Sir Archibald resumed his spectacles, and broke the seal. The contents were at some length it would seem, for as he perused the letter to himself, several minutes elapsed.
“Go on, Kerry,” said O'Donoghue; “I want to hear all about this business.”
“Well, I believe your honour knows the most of it now; for when I came up to the glen, they were all safe over, barrin' the mare; poor Kittane, she was carried down the falls, and they took her up near a mile below the old bridge, stone dead; Master Mark will fret his heart out when he hears it.”

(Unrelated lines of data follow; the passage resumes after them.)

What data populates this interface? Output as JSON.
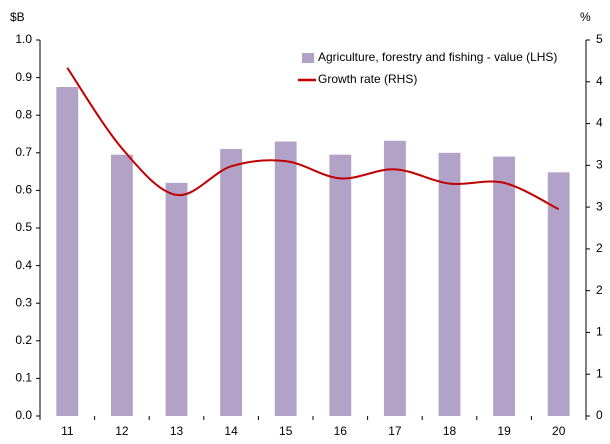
{
  "chart_data": {
    "type": "bar_line",
    "y_label": "$B",
    "y2_label": "%",
    "categories": [
      "11",
      "12",
      "13",
      "14",
      "15",
      "16",
      "17",
      "18",
      "19",
      "20"
    ],
    "series": [
      {
        "name": "Agriculture, forestry and fishing - value (LHS)",
        "color": "#b3a2c7",
        "type": "bar",
        "values": [
          0.875,
          0.695,
          0.62,
          0.71,
          0.73,
          0.695,
          0.732,
          0.7,
          0.69,
          0.648
        ]
      },
      {
        "name": "Growth rate (RHS)",
        "color": "#c00000",
        "type": "line",
        "axis": "y2",
        "values": [
          4.63,
          3.56,
          2.94,
          3.32,
          3.39,
          3.16,
          3.28,
          3.09,
          3.1,
          2.75
        ]
      }
    ],
    "ylim": [
      0,
      1.0
    ],
    "yticks": [
      {
        "value": 0,
        "label": "0.0"
      },
      0.1,
      0.2,
      0.3,
      0.4,
      0.5,
      0.6,
      0.7,
      0.8,
      0.9,
      {
        "value": 1.0,
        "label": "1.0"
      }
    ],
    "y2lim": [
      0,
      5
    ],
    "y2ticks": [
      0,
      {
        "value": 0.556,
        "label": "1"
      },
      {
        "value": 1.111,
        "label": "1"
      },
      {
        "value": 1.667,
        "label": "2"
      },
      {
        "value": 2.222,
        "label": "2"
      },
      {
        "value": 2.778,
        "label": "3"
      },
      {
        "value": 3.333,
        "label": "3"
      },
      {
        "value": 3.889,
        "label": "4"
      },
      {
        "value": 4.444,
        "label": "4"
      },
      5
    ],
    "legend": "top-right"
  }
}
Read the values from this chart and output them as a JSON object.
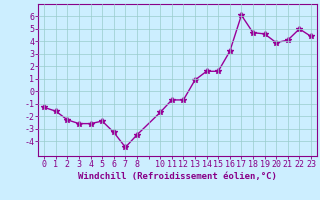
{
  "x": [
    0,
    1,
    2,
    3,
    4,
    5,
    6,
    7,
    8,
    10,
    11,
    12,
    13,
    14,
    15,
    16,
    17,
    18,
    19,
    20,
    21,
    22,
    23
  ],
  "y": [
    -1.3,
    -1.6,
    -2.3,
    -2.6,
    -2.6,
    -2.4,
    -3.3,
    -4.5,
    -3.5,
    -1.7,
    -0.7,
    -0.7,
    0.9,
    1.6,
    1.6,
    3.2,
    6.1,
    4.7,
    4.6,
    3.9,
    4.1,
    5.0,
    4.4
  ],
  "line_color": "#990099",
  "marker": "*",
  "markersize": 4,
  "linewidth": 1.0,
  "bg_color": "#cceeff",
  "grid_color": "#99cccc",
  "xlabel": "Windchill (Refroidissement éolien,°C)",
  "xlabel_fontsize": 6.5,
  "ytick_vals": [
    -4,
    -3,
    -2,
    -1,
    0,
    1,
    2,
    3,
    4,
    5,
    6
  ],
  "ylim": [
    -5.2,
    7.0
  ],
  "xlim": [
    -0.5,
    23.5
  ],
  "tick_color": "#880088",
  "tick_fontsize": 6,
  "spine_color": "#880088"
}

“This is a very polite note,” interposed Sir Archy, as he laid the letter open before him, “from Sir Marmaduke Travers, begging to know when he may be permitted to pay his personal respects to you, and express his deep and grateful sense—his own words—of your son's noble conduct in rescuing his daughter at the hazard of his life. It is written with much modesty and good sense, and the writer canna be other than a true gentleman.”
“Travers—Travers,” repeated O'Donoghue; “why that's the man himself. It was he bought the estate; he's Hemsworth's principal.”
“And if he be,” replied M'Nab, “canna an honest man ha'e a bad servant? There's nothing about Hemsworth here. It's a ceevil demand from one gentleman to anither.”
“So it is, then, Sir Marmaduke, that has been staying at the lodge these some weeks past. That was Mark's secret—poor dear boy, he wouldn't tell me, fearing it would annoy me. Well, what is it he wants.”
“To visit you, O'Donoghue.”
“What nonsense; the mischiefs done already. The mortgage is forclosed; and as for Carrignacurra, they can do nothing before the next term; Swaby says so, at least.”